Published online by Cambridge University Press: 24 February 2023
Introduction
This Article Addresses Questions about the words used in Germany today to negotiate the National Socialist past. The principal focus of this discussion will be the memorial sites and places of remembrance that have been re-designed and re-named in many places, especially since Reunification, and in particular the youth concentration camp for girls and young women at Uckermark, which was transformed into an extermination site later in the war. Because language and language use play a central role in the interpretation of history, intense debates have been held regarding these re-designing and naming processes. This article will focus on the two main opposing positions at the core of these debates: one demands an explicit naming of the atrocities—along with the corresponding assumption of responsibility for them—while the other supports the use of what are, in my opinion, unclear language and naming practices. As an introduction, I will discuss how these two opposing poles, clarity and ambiguity, were already central to the language policies of Nazi Germany and later to those of the Allied forces: while one characteristic of so-called “NS-Deutsch” is its use of deceptive obfuscation (which can be observed particularly in the Nazis’ prolific employment of euphemisms), the Allies, by contrast, attempted during their denazification efforts to promote explicit speech practices.

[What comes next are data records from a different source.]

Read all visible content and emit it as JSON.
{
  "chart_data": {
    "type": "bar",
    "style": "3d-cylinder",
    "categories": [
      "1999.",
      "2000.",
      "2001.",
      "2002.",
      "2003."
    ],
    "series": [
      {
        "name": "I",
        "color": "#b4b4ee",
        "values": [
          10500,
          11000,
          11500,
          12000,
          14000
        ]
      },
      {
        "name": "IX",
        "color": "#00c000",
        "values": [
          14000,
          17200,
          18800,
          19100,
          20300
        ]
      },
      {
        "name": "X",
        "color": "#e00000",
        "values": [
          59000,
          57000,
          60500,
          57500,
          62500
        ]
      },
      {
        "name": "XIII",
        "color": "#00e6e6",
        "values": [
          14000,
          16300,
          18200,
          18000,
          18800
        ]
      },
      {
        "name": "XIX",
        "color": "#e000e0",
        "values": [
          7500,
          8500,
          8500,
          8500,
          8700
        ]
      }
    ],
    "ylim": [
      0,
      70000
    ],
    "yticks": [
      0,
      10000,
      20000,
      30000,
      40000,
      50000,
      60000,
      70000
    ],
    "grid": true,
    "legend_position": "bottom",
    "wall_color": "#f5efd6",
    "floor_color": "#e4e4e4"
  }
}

Following that introduction, I will discuss how debates about the naming of the most well known memorial sites over the last decades have demonstrated that people are still struggling for clear wording. A central issue in these debates is a representation of history that has been criticized for using linguistic means to equate the National Socialist system with that of the German Democratic Republic. I would like to exemplify this by an analysis of the new Gedenkstättenkonzeption (Memorial Sites Concept) of the Federal Government and the Neue Wache memorial site in Berlin. Against that background, there is an ongoing struggle concerning the naming of the memorial site at Uckermark. This memorial site is not counted among the principal German memorial sites—it is one of the sites of National Socialist crimes whose existence has long been suppressed. By using this example, I will show that the opposition of clarity and ambiguity is also a central point of contention in the debate outside of the official arena.